La preocupación por la desaceleración del crecimiento económico global agrava la inhibición de la demanda industrial
Además del impacto de políticas comerciales específicas, la sombra de la desaceleración del crecimiento económico mundial también ha oscurecido la producción industrial japonesa. Con el enfriamiento de la demanda de consumo en los mercados de Europa y América, los volúmenes de pedidos de las industrias dominantes de Japón, como productos electrónicos, instrumentos de precisión y autopartes, han disminuido en diversos grados. En su análisis posterior a la publicación de los datos, el gobierno japonés señaló que la preocupación por una recesión global ha intensificado la cautela de las empresas en la gestión de inventarios y la asignación de capacidades.
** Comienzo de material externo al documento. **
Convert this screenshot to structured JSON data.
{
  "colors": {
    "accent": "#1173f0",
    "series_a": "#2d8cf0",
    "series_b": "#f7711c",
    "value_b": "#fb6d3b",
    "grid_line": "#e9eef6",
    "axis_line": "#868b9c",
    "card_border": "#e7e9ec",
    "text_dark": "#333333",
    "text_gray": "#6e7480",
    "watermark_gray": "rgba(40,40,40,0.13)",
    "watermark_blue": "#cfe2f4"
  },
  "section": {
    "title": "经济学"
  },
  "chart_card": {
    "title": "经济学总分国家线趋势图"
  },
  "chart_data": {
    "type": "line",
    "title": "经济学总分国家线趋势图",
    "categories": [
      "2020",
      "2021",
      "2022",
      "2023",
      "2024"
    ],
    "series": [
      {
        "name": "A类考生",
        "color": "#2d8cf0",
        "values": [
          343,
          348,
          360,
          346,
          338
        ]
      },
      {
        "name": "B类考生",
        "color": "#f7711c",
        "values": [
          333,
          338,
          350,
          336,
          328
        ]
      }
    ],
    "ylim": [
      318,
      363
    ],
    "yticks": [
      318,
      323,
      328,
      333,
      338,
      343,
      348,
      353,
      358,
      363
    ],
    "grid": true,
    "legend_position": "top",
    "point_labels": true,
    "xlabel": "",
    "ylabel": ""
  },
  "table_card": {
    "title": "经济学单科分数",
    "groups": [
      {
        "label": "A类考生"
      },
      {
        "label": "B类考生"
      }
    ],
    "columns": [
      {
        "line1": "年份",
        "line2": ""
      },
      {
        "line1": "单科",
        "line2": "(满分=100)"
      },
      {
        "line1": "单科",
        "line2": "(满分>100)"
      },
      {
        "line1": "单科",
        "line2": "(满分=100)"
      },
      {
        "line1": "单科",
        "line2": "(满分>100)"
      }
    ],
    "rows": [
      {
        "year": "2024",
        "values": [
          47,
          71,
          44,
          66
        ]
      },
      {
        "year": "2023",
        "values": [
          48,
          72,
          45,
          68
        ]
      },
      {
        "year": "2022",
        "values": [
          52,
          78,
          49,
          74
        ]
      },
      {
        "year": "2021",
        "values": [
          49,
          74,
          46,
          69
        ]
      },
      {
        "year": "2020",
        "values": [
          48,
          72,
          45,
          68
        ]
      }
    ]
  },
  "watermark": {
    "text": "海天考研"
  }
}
Este efecto de contracción en el entorno general ha llevado a una caída mayor a la esperada en la producción industrial de Japón en noviembre. Encontrar nuevos puntos de crecimiento en el proceso de ajuste estructural de la demanda global se ha convertido en un desafío que la industria manufacturera japonesa debe enfrentar.
Las previsiones optimistas de las empresas indican un fuerte crecimiento a principios del próximo año
Aunque el desempeño en noviembre fue deficiente, la encuesta de previsiones de producción futura publicada el mismo día trajo un rayo de esperanza al mercado. Según la investigación del gobierno con las empresas relacionadas, los fabricantes japoneses mantienen una actitud relativamente optimista sobre las perspectivas de producción futura. Los datos muestran que las empresas esperan que la producción industrial crezca moderadamente un 1.3% en diciembre, y que en enero del próximo año la producción podría aumentar explosivamente un 8.0%. Esta expectativa de recuperación después de la contracción se basa en la confianza de las empresas en el retorno de los pedidos de exportación y la mejora industrial interna. Si el fuerte crecimiento esperado a principios del próximo año se materializa, la industria manufacturera japonesa podría salir de su estado de depresión actual y volver a una senda de recuperación estable, sosteniendo así el crecimiento económico general de Japón en 2026.